Unfortunately, his next moves were Christine, Starman, Big Trouble in Little China, Prince of Darkness, They Live, Memoirs of an Invisible Man and In the Mouth of Madness. Some of them were pretty good, some underrated and some godawful. Still, I went to see them all because Carpenter’s name was above the titles. But, like being an Atlanta Falcons fan, I was disappointed just as often as I was pleased. There were even a few occasions where I found myself defending some of these films simply because my favorite director was responsible (such as Memoirs & Big Trouble, which are actually kinda shitty).

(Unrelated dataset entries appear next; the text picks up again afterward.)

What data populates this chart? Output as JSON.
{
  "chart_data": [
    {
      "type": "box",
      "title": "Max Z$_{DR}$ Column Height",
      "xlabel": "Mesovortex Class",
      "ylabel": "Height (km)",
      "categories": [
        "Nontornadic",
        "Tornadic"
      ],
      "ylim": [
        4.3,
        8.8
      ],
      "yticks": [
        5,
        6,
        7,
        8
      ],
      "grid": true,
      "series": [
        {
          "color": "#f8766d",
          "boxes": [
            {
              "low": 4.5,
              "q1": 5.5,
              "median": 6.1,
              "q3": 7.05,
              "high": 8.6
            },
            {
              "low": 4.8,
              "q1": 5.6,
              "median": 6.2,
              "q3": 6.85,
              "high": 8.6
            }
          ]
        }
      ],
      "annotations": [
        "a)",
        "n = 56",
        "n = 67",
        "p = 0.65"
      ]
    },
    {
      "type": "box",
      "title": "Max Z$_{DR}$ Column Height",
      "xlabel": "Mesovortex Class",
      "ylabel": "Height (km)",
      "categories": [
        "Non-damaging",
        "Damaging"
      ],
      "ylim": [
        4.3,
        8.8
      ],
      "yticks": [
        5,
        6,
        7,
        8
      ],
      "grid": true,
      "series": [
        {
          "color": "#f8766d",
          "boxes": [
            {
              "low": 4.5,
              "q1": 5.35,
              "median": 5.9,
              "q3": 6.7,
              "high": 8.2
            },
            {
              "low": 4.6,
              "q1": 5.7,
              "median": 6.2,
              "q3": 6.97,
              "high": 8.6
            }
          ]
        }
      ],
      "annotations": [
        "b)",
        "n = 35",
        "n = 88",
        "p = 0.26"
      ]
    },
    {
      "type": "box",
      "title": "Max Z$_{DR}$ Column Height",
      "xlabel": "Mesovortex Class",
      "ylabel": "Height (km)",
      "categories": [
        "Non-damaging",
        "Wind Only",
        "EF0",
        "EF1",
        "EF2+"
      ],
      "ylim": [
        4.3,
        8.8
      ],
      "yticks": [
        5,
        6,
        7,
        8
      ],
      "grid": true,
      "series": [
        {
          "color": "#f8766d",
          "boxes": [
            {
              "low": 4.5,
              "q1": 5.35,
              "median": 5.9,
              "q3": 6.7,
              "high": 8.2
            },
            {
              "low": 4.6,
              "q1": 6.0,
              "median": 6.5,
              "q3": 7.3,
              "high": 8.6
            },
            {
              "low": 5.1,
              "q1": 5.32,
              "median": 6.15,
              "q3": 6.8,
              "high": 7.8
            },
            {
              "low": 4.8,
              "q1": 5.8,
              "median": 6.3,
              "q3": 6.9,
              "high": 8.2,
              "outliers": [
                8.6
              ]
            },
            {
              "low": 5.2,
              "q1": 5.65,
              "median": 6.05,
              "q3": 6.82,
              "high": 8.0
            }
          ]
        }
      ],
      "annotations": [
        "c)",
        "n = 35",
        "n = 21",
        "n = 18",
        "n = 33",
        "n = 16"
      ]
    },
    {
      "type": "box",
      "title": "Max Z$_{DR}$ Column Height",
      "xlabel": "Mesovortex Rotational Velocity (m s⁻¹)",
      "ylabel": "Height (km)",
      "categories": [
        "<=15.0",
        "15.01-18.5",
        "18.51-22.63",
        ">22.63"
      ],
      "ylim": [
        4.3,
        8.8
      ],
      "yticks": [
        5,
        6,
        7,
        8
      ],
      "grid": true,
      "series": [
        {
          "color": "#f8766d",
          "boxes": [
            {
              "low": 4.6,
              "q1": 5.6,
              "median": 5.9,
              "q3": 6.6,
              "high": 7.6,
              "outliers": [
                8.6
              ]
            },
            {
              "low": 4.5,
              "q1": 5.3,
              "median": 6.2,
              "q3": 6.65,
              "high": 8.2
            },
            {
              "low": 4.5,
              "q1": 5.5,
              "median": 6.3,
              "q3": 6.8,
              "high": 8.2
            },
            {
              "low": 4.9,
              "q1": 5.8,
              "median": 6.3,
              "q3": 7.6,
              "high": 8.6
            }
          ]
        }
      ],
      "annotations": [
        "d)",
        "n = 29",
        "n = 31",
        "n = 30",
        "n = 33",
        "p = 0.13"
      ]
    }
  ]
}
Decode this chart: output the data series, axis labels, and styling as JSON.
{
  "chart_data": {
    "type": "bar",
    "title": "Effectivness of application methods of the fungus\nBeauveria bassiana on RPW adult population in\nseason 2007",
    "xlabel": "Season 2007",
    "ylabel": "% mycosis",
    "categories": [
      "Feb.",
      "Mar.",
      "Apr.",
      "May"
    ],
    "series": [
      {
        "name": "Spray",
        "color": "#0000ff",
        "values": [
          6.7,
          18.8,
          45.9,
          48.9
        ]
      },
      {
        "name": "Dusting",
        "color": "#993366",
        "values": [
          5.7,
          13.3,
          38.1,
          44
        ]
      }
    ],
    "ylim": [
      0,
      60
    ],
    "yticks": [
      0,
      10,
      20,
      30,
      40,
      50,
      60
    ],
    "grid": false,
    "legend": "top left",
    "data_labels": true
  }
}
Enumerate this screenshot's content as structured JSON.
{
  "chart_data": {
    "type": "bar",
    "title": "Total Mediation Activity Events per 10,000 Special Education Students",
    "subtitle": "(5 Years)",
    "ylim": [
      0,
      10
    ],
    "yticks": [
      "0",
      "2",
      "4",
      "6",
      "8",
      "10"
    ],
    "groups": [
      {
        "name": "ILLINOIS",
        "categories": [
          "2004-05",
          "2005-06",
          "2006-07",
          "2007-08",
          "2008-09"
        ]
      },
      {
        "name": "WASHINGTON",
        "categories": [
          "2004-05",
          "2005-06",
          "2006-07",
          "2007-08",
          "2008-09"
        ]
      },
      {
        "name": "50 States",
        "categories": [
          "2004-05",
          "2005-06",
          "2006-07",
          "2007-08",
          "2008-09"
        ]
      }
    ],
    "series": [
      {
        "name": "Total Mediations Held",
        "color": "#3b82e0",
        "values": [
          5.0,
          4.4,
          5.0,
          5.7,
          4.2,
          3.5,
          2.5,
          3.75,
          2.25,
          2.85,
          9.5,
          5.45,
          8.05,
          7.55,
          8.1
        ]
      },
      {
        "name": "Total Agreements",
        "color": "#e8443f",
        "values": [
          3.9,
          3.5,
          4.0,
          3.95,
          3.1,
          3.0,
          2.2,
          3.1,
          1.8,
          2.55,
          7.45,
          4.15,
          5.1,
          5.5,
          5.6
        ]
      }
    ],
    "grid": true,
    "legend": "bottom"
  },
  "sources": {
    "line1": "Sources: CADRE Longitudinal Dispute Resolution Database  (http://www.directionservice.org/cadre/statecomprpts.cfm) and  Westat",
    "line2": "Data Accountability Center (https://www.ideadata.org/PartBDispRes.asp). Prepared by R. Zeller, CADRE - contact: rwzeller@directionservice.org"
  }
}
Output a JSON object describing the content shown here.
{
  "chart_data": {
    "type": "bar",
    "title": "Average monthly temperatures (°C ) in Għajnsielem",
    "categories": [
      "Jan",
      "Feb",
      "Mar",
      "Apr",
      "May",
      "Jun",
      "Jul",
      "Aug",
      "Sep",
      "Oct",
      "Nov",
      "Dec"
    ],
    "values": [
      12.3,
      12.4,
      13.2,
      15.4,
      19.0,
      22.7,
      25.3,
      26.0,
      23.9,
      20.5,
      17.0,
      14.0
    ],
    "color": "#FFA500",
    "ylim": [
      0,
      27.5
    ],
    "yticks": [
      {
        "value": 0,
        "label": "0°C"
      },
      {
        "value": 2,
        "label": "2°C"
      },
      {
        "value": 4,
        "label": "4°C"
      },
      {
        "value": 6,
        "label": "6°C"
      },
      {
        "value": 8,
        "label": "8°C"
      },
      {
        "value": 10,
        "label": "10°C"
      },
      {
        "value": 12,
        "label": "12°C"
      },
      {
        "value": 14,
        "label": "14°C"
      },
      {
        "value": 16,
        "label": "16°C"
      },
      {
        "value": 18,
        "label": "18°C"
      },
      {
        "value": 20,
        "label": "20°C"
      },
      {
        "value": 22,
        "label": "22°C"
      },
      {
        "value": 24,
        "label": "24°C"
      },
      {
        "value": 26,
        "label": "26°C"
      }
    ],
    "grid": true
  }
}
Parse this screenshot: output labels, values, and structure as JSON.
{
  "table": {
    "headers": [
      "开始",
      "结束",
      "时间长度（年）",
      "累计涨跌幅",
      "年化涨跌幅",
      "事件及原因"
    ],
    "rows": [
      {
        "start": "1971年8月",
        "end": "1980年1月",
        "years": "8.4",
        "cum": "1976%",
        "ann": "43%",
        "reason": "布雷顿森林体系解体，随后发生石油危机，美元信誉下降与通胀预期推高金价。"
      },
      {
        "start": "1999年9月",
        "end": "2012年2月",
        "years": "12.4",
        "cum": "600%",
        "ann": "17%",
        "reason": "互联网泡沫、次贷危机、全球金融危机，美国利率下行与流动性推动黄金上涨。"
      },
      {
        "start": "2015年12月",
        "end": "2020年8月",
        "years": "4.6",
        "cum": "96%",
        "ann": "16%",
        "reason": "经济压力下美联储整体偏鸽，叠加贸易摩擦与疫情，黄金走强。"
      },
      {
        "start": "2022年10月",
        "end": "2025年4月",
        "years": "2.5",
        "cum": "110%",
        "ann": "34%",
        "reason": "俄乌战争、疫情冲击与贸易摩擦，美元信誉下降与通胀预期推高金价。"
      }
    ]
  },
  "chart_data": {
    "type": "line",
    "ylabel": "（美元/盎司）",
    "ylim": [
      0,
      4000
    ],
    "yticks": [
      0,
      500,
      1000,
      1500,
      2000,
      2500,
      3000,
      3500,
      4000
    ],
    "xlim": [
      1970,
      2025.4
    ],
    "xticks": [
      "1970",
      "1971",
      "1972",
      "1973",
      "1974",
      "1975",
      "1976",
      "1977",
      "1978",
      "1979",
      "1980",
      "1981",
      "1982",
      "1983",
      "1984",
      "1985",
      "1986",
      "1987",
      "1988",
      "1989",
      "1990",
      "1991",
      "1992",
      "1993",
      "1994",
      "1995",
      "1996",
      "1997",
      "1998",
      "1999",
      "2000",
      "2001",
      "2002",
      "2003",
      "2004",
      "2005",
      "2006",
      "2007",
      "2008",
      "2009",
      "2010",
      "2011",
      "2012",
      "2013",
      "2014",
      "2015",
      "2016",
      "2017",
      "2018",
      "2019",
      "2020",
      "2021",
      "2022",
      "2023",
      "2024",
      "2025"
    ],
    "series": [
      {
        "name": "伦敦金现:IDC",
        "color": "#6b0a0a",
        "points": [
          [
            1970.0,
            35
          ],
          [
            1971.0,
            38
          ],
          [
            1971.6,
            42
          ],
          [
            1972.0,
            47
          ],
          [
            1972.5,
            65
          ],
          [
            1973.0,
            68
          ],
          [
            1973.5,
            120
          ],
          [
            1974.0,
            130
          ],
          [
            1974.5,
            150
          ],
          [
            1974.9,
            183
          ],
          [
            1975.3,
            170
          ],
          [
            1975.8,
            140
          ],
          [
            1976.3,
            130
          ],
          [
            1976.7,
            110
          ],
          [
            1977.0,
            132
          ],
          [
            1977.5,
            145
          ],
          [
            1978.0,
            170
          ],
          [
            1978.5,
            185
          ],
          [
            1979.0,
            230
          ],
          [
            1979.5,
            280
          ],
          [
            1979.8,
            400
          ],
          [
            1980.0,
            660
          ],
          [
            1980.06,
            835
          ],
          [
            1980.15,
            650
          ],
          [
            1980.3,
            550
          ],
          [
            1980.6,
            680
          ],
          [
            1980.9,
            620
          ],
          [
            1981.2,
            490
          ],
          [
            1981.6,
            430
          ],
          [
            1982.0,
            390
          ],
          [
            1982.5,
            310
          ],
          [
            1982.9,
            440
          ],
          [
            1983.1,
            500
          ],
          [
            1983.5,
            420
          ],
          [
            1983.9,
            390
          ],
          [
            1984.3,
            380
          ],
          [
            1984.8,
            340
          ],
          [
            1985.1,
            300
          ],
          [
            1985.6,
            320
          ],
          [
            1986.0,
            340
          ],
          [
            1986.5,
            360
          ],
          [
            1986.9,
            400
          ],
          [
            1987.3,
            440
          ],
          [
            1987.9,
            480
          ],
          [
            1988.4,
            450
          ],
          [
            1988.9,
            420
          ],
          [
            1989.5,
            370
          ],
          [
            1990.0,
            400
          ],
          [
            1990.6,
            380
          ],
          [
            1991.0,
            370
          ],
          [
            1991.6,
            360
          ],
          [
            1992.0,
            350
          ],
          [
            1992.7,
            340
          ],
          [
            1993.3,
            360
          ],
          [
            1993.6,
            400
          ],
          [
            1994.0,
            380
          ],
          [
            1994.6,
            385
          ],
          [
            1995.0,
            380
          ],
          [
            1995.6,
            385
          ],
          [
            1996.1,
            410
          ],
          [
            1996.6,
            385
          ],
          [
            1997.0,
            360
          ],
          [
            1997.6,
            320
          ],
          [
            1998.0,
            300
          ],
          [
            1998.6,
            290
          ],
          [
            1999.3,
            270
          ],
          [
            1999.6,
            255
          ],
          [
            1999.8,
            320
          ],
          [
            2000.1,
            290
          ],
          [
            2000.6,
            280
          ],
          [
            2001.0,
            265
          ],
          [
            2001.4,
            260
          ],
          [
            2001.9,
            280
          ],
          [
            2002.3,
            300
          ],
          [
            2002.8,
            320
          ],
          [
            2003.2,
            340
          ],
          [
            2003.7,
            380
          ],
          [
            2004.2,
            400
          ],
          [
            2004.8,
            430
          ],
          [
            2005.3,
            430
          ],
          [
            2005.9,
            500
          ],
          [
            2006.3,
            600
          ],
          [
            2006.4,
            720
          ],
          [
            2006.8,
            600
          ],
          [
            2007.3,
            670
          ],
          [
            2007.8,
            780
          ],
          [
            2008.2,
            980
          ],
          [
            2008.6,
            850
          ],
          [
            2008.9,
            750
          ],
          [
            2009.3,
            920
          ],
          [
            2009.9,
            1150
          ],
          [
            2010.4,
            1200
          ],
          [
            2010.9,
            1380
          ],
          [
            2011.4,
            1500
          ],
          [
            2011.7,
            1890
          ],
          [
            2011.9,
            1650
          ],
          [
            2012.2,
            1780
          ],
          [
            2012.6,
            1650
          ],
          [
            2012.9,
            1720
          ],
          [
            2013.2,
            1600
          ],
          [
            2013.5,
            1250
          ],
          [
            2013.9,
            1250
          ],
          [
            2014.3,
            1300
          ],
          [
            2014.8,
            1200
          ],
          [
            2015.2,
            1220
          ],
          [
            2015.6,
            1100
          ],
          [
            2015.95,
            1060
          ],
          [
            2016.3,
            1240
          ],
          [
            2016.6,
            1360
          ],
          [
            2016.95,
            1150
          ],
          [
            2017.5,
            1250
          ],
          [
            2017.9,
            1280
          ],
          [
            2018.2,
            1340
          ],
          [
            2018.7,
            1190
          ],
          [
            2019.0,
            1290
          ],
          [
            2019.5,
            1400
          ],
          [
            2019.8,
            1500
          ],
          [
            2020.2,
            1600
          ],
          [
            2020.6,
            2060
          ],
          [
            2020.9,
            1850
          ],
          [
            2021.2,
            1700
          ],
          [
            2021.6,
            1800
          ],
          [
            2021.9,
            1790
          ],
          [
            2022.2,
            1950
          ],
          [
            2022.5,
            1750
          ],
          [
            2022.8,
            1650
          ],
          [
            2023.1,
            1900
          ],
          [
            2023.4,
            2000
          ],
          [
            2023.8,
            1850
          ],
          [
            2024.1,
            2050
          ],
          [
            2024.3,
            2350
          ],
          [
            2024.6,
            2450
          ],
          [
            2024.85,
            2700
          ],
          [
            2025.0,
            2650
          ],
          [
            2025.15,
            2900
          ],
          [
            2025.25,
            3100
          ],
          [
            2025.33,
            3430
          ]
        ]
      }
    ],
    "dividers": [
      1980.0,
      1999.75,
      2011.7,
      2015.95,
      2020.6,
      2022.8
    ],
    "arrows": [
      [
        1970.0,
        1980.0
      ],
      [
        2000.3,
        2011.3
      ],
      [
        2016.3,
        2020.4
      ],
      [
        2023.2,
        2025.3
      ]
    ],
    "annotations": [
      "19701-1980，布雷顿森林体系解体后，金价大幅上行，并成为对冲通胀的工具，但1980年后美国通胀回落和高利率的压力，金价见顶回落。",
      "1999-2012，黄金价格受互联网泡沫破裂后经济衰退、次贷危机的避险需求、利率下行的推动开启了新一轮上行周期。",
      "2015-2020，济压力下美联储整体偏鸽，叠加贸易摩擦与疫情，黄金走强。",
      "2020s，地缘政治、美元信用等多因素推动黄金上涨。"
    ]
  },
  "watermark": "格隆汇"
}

"Goddammit, stop sexting me!"
But I never gave up on the man. Surely he had another great film in him…maybe even his greatest film, after he announced he’d be helming Escape from L.A., a belated, big-budget sequel to one of his all-time cult classics. For me, this was huge; Snake Plissken, my favorite anti-hero, was coming back to the big screen. Keeping tabs on its production through the internet and movie magazines, this was as exciting as when the Atlanta Falcons kept winning and, despite Vegas odds makers, landed themselves in the Super Bowl in 1998.

But my beloved Falcons got slaughtered by the Denver Broncos in the Super Bowl, prompting some to believe the Minnesota Vikings (the team Atlanta beat in overtime during the NFC championship) would have been a more formidable opponent. Even though Denver was already heavily favored to win, I was still a bit heartbroken, though not-at-all surprised. After the game, because of Atlanta’s inconsistent history, I wondered how long it would be before they got another shot at the Lombardi Trophy.

Similarly, when I took my wife to see Escape from L.A. on opening night, even though I went in thinking it was John Carpenter’s chance to return to the directorial greatness of his early-80s heyday, I wasn’t really surprised that the film ended up being an unimaginative retread of the original, loaded with phony CGI and campy self-parody (Oh, God, Snake surfing down Wilshire Boulevard?). Still, even though it’s an amusing send-up of Escape from New York, I have to admit Carpenter essentially shit all over the legacy of one of his most beloved films (but Russell, reprising his role as Plissken, is still fun as hell). Like the Falcons, Carpenter once-again dropped the ball.

I still root for them both, though. Carpenter hasn’t made a decent movie in nearly two decades (nor a great one in over 30 years), and maybe he simply lost his mojo. The Falcons sometimes make the playoffs, sometimes they don’t, and I wonder if they’ll ever actually make it to the Super Bowl again in my lifetime, much less win it.

But I remain a die hard fan because I’m loyal, and true fans stick around through good times and bad. Mom and Dad taught me that.